The best German beer garden

We had such a nice time pretending to be regulars at the Michaeligarten in Munich in the autumn and can’t stop dreaming about going there again.

The best beer of 2018

Certain beers came up repeatedly in our Beers of the Weekend posts on Patreon, some of which surprised us when we looked back:

  • Young’s Ordinary
  • Young’s Double Chocolate Stout
  • Lost & Grounded Keller Pils
  • Five Points Pils
  • Bath Ales Sulis
  • Bristol Beer Factory Pale Blue Dot
  • Harvey’s Sussex Best
  • Dark Star Hophead
  • Thornbridge Jaipur
  • De la Senne Taras Boulba
  • Tiny Rebel Stay Puft and Imperial Puft
  • Titanic Plum Porter
  • Zero Degrees Bohemian
  • Zero Degrees Dark Lager

And there were also some one-offs that we remembered, and remembered fondly, even months down the line: Siren Kisetsu, a saison with yuzu fruit and tea, for example, or Elgood’s Coolship Mango Sour.

But there’s one beer that we both agreed has become a favourite – that we find ourselves excited to encounter, and sticking on when we find it in a pub – and that’s Cheddar Ales Bitter Bully.
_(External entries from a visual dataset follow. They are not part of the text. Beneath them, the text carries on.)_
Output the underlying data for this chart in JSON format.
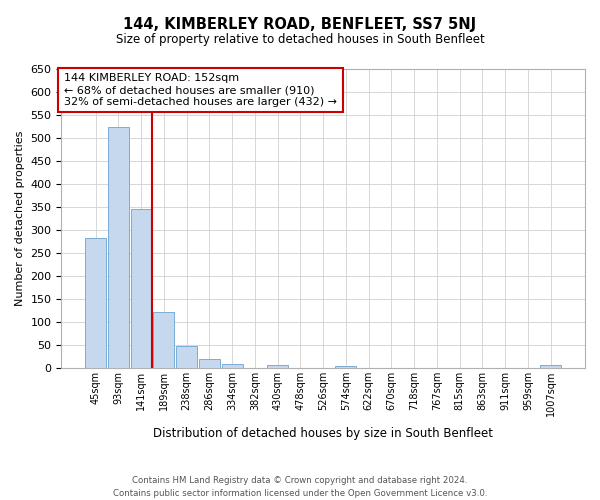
{
  "title": "144, KIMBERLEY ROAD, BENFLEET, SS7 5NJ",
  "subtitle": "Size of property relative to detached houses in South Benfleet",
  "xlabel": "Distribution of detached houses by size in South Benfleet",
  "ylabel": "Number of detached properties",
  "bar_labels": [
    "45sqm",
    "93sqm",
    "141sqm",
    "189sqm",
    "238sqm",
    "286sqm",
    "334sqm",
    "382sqm",
    "430sqm",
    "478sqm",
    "526sqm",
    "574sqm",
    "622sqm",
    "670sqm",
    "718sqm",
    "767sqm",
    "815sqm",
    "863sqm",
    "911sqm",
    "959sqm",
    "1007sqm"
  ],
  "bar_values": [
    283,
    524,
    345,
    121,
    48,
    19,
    8,
    0,
    5,
    0,
    0,
    3,
    0,
    0,
    0,
    0,
    0,
    0,
    0,
    0,
    5
  ],
  "bar_color": "#c5d8ee",
  "bar_edgecolor": "#7aadd4",
  "annotation_title": "144 KIMBERLEY ROAD: 152sqm",
  "annotation_line1": "← 68% of detached houses are smaller (910)",
  "annotation_line2": "32% of semi-detached houses are larger (432) →",
  "vline_color": "#cc0000",
  "ylim": [
    0,
    650
  ],
  "yticks": [
    0,
    50,
    100,
    150,
    200,
    250,
    300,
    350,
    400,
    450,
    500,
    550,
    600,
    650
  ],
  "footnote1": "Contains HM Land Registry data © Crown copyright and database right 2024.",
  "footnote2": "Contains public sector information licensed under the Open Government Licence v3.0.",
  "grid_color": "#d0d0d0"
}
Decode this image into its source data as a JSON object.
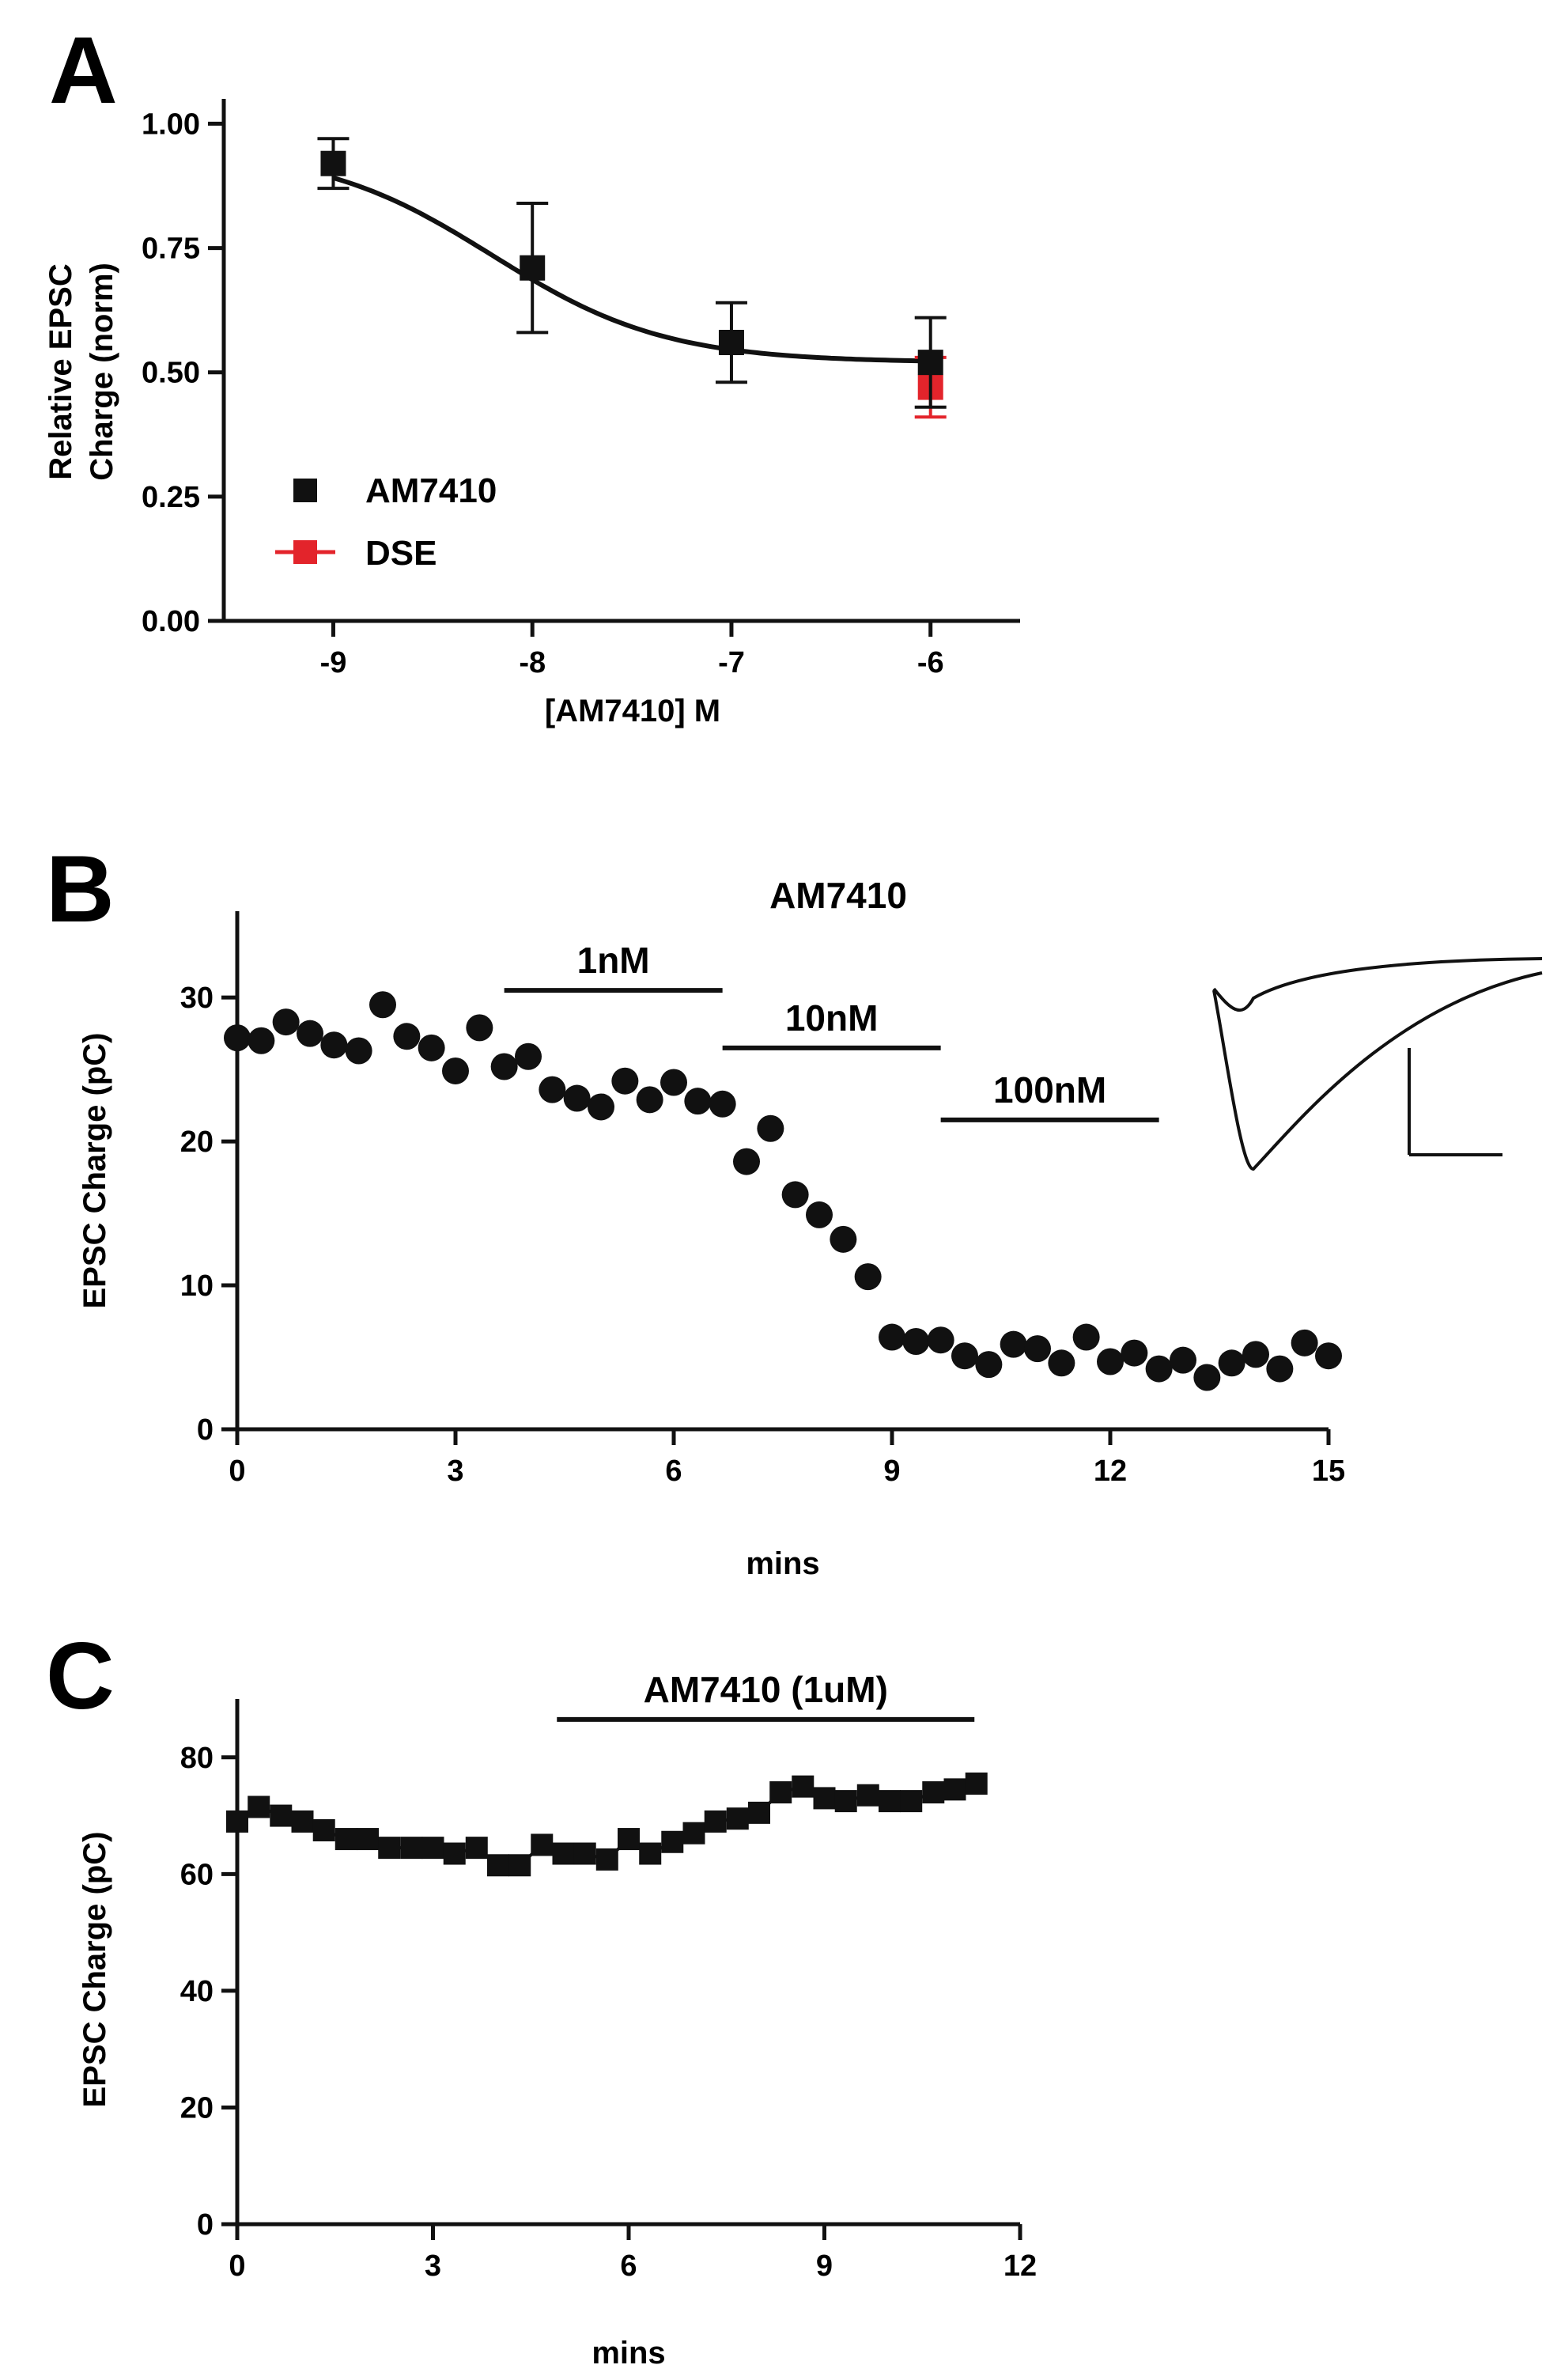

It’s clean, consistent, properly bitter, and a very digestible 3.8%. It also almost in that northern style for which we’ve got such a soft spot.

Best Beer: Bitter Bully.
Best foreign beer

Based on volume consumed, and time spent dreaming about, it’s got to be De la Senne Taras Boulba.

Best Tripel

Look, we’ve been over this: it’s Westmalle, but, boy, are we loving Karmeliet right now.

Best blend

Tucher Weizen with Oakham Green Devil – Hopfenweisse!

Best blog/writer

With a year’s worth of news, nuggets and longreads posts to look over, this is another we don’t need to leave to guesswork because certain blogs (or writers) got linked to time and again:

But there’s one blog we reckon stands above the rest for its frequency and depth, and for the measured insight it offers into a beer culture not our own, and that’s Jeff Alworth’s Beervana.

Best blog: Beervana.Best beer Twitterer

It’s @thebeernut. Again.

Best beer publication

Original Gravity because it’s different, both in terms of editorial approach (creative, impressionistic, thematic) and distribution model (free, in pubs). Good job, ATJ! (Disclosure: we’ve been paid to write a couple of bits for OG.)